From the promo copy my husband found at work, I got the impression this series was more for parents who needed a help learning how to be a parent. Not really for overeducated hyper-parents and their kids. More for parents who might not ever pick up a book on parenting or child development but might sit with their kid and watch tv. I'm not sure how successful these videos would be at reaching those parents, but the songs are damn infectious. I cannot get "Who's That Baby Looking in the Mirror?" out of my head after hearing it once. Damn you CTW!

these folks that cling religiously to the doctrine of NO TV before age 2 remind me of the folks that refuse to acknowledge sex-ed and just keep repeating the mantra that abstinence is the best form of birth control.
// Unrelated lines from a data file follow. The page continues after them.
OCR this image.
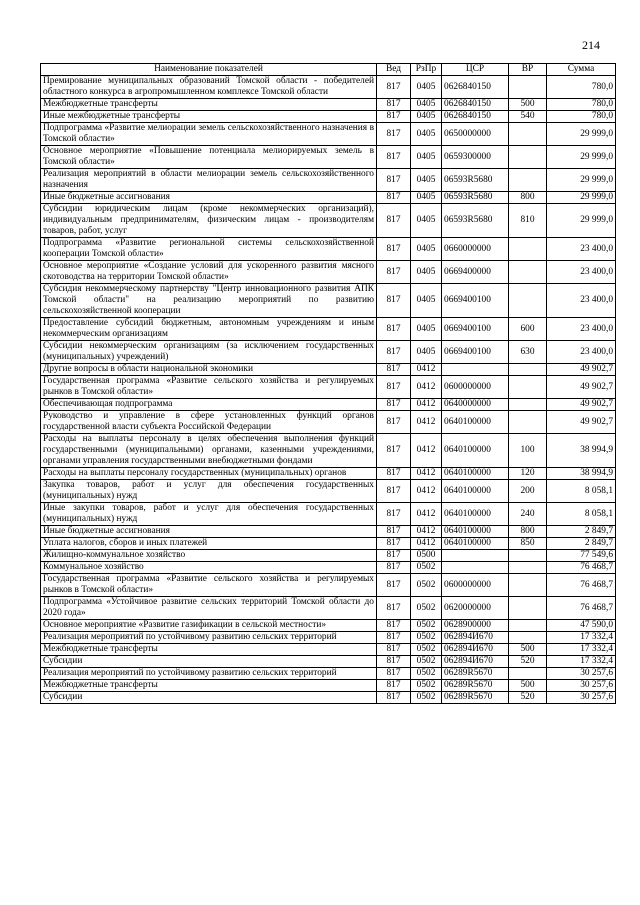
214
Наименование показателей	Вед	РзПр	ЦСР	ВР	Сумма
Премирование муниципальных образований Томской области - победителей областного конкурса в агропромышленном комплексе Томской области	817	0405	0626840150		780,0
Межбюджетные трансферты	817	0405	0626840150	500	780,0
Иные межбюджетные трансферты	817	0405	0626840150	540	780,0
Подпрограмма «Развитие мелиорации земель сельскохозяйственного назначения в Томской области»	817	0405	0650000000		29 999,0
Основное мероприятие «Повышение потенциала мелиорируемых земель в Томской области»	817	0405	0659300000		29 999,0
Реализация мероприятий в области мелиорации земель сельскохозяйственного назначения	817	0405	06593R5680		29 999,0
Иные бюджетные ассигнования	817	0405	06593R5680	800	29 999,0
Субсидии юридическим лицам (кроме некоммерческих организаций), индивидуальным предпринимателям, физическим лицам - производителям товаров, работ, услуг	817	0405	06593R5680	810	29 999,0
Подпрограмма «Развитие региональной системы сельскохозяйственной кооперации Томской области»	817	0405	0660000000		23 400,0
Основное мероприятие «Создание условий для ускоренного развития мясного скотоводства на территории Томской области»	817	0405	0669400000		23 400,0
Субсидия некоммерческому партнерству "Центр инновационного развития АПК Томской области" на реализацию мероприятий по развитию сельскохозяйственной кооперации	817	0405	0669400100		23 400,0
Предоставление субсидий бюджетным, автономным учреждениям и иным некоммерческим организациям	817	0405	0669400100	600	23 400,0
Субсидии некоммерческим организациям (за исключением государственных (муниципальных) учреждений)	817	0405	0669400100	630	23 400,0
Другие вопросы в области национальной экономики	817	0412			49 902,7
Государственная программа «Развитие сельского хозяйства и регулируемых рынков в Томской области»	817	0412	0600000000		49 902,7
Обеспечивающая подпрограмма	817	0412	0640000000		49 902,7
Руководство и управление в сфере установленных функций органов государственной власти субъекта Российской Федерации	817	0412	0640100000		49 902,7
Расходы на выплаты персоналу в целях обеспечения выполнения функций государственными (муниципальными) органами, казенными учреждениями, органами управления государственными внебюджетными фондами	817	0412	0640100000	100	38 994,9
Расходы на выплаты персоналу государственных (муниципальных) органов	817	0412	0640100000	120	38 994,9
Закупка товаров, работ и услуг для обеспечения государственных (муниципальных) нужд	817	0412	0640100000	200	8 058,1
Иные закупки товаров, работ и услуг для обеспечения государственных (муниципальных) нужд	817	0412	0640100000	240	8 058,1
Иные бюджетные ассигнования	817	0412	0640100000	800	2 849,7
Уплата налогов, сборов и иных платежей	817	0412	0640100000	850	2 849,7
Жилищно-коммунальное хозяйство	817	0500			77 549,6
Коммунальное хозяйство	817	0502			76 468,7
Государственная программа «Развитие сельского хозяйства и регулируемых рынков в Томской области»	817	0502	0600000000		76 468,7
Подпрограмма «Устойчивое развитие сельских территорий Томской области до 2020 года»	817	0502	0620000000		76 468,7
Основное мероприятие «Развитие газификации в сельской местности»	817	0502	0628900000		47 590,0
Реализация мероприятий по устойчивому развитию сельских территорий	817	0502	062894И670		17 332,4
Межбюджетные трансферты	817	0502	062894И670	500	17 332,4
Субсидии	817	0502	062894И670	520	17 332,4
Реализация мероприятий по устойчивому развитию сельских территорий	817	0502	06289R5670		30 257,6
Межбюджетные трансферты	817	0502	06289R5670	500	30 257,6
Субсидии	817	0502	06289R5670	520	30 257,6
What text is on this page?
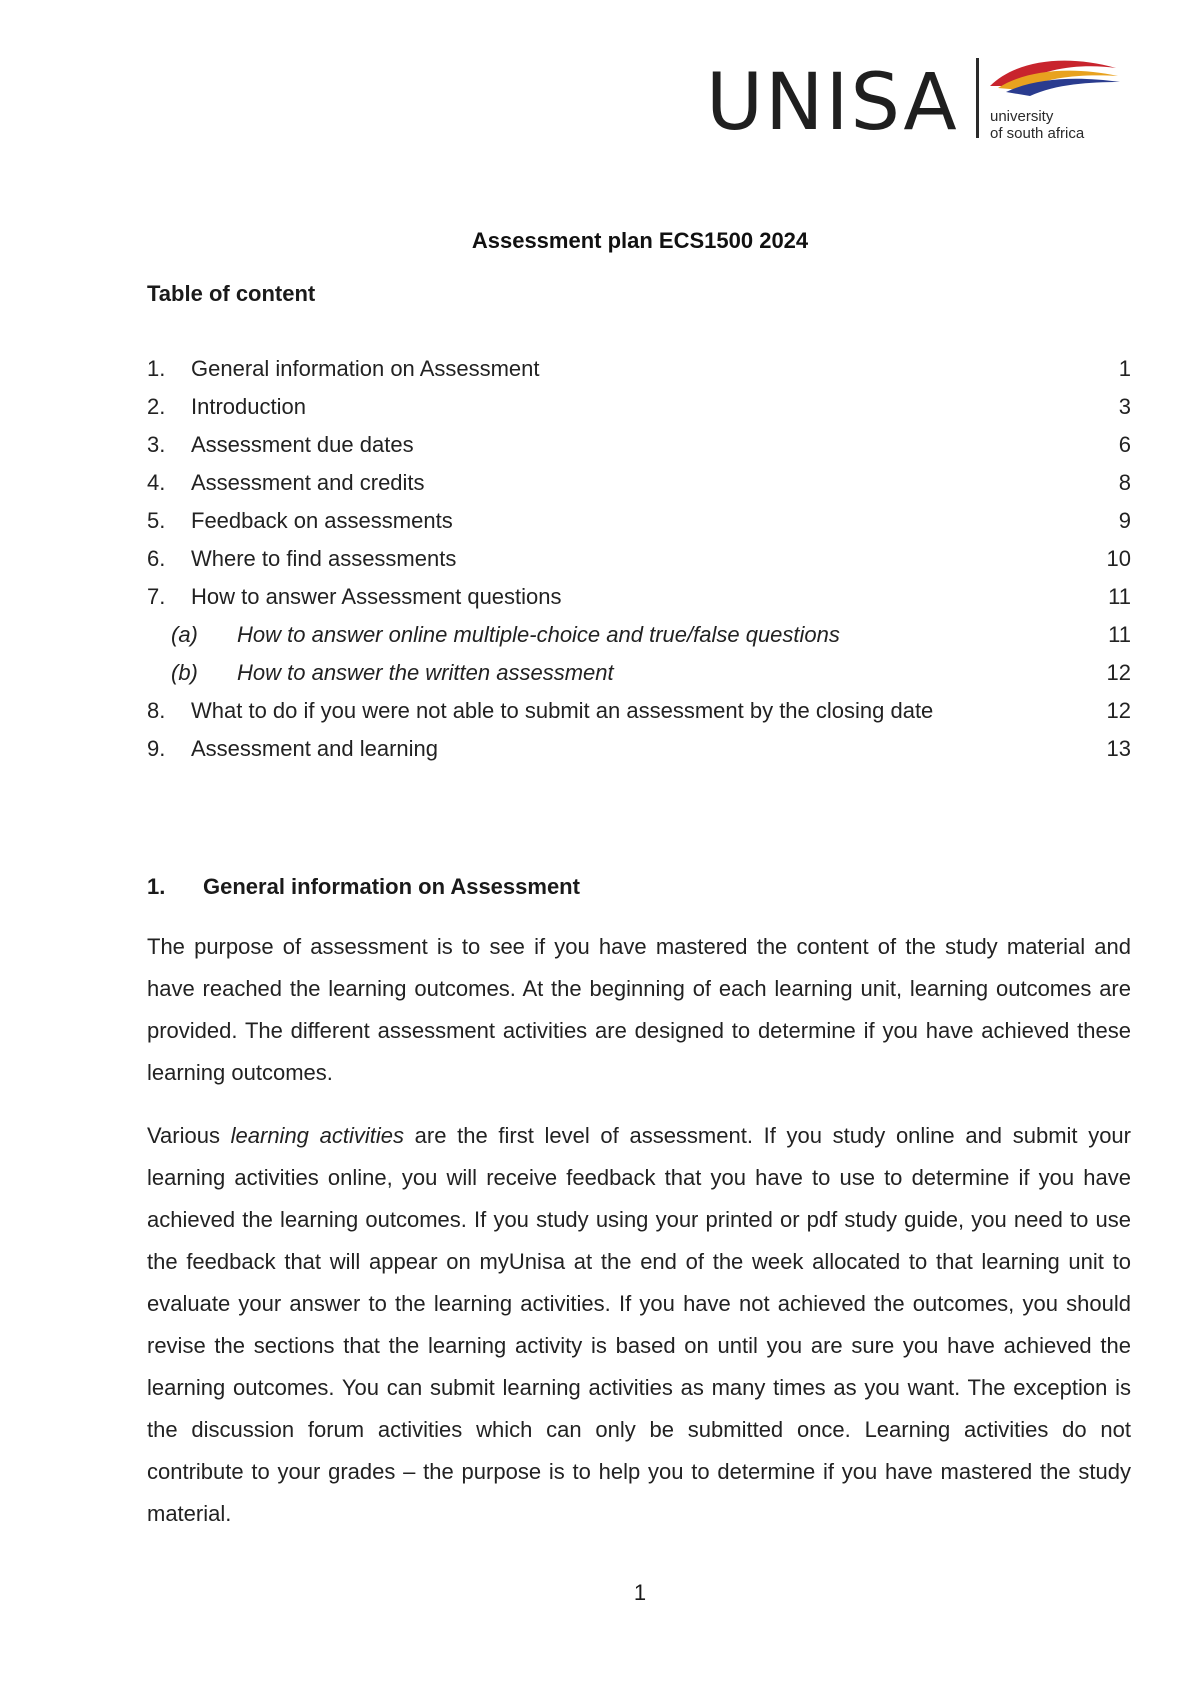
UNISA university
of south africa
Assessment plan ECS1500 2024
Table of content
1. General information on Assessment	1
2. Introduction	3
3. Assessment due dates	6
4. Assessment and credits	8
5. Feedback on assessments	9
6. Where to find assessments	10
7. How to answer Assessment questions	11
(a) How to answer online multiple-choice and true/false questions	11
(b) How to answer the written assessment	12
8. What to do if you were not able to submit an assessment by the closing date	12
9. Assessment and learning	13
1. General information on Assessment

The purpose of assessment is to see if you have mastered the content of the study material and have reached the learning outcomes. At the beginning of each learning unit, learning outcomes are provided. The different assessment activities are designed to determine if you have achieved these learning outcomes.

Various learning activities are the first level of assessment. If you study online and submit your learning activities online, you will receive feedback that you have to use to determine if you have achieved the learning outcomes. If you study using your printed or pdf study guide, you need to use the feedback that will appear on myUnisa at the end of the week allocated to that learning unit to evaluate your answer to the learning activities. If you have not achieved the outcomes, you should revise the sections that the learning activity is based on until you are sure you have achieved the learning outcomes. You can submit learning activities as many times as you want. The exception is the discussion forum activities which can only be submitted once. Learning activities do not contribute to your grades – the purpose is to help you to determine if you have mastered the study material.

1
No TV before age 2 may be the recommendation but it is not the reality for the vast majority of families. Sometimes you just have to park the kid in front of the TV so you can sit nearby and get a little housework done. So, as you say, it might as well be quality viewing and we might as well start to investigate what IS quality viewing via scientific not anecdotal evidence.

This from my pediatrician: 'The AAP recommendations for no tv under 2 are not based on any good evidence of harmful effects on children. They are meant to act as a deterrent to people who would let their children watch 6 hours of tv a day. To be honest they are unrealistic expectations.'I would like to see these studies claiming effects on langauage development and sleep patterns. What other variables were included in the analysis on language/sleep effects? Thousands would have to be statistially controlled for to come up with TV as the causative. My issue with the available evidence and scientific proof.

relax, anon. Everyone who doesn't have a dvd to sell acknowledges that there's zero research on the effects of media on 0-2yo's. Last year's Kaiser study was the first to even look at what media 0-2yo's were getting.

The reality is, MD's and the AAP use their weight and authoritative power to influence people on things that MIGHT be harmful; it's a conservative/cautious position driven, for the moment, by the LACK of research. Meanwhile, media producers use their marketing weight to make all kinds of near-promises about potential benefits for kids, even though there's NO research. Parents still have to inform themselves, weigh the factors, and make their own decisions.

The last number I remember for Sesame's licensing was about $100mm/yr. Baby Einstein's at $200mm and is, of course, owned by Disney. I'm sure that Sesame is feeling threatened in its decades-long leadership of the "good-for-you" media market. Elmo was created to address the same competitive pressure and help Sesame Street reach a younger (2-3-4 yo) audience, too, so this is not unexpected or new.

But a 0-2yo is exposed to only the media a parent chooses for him, and if someone chooses "zero" for his kid, that's totally his prerogative. Jay. If he preaches abstinence-only for everyone until preschool, though, he's obviously a tool.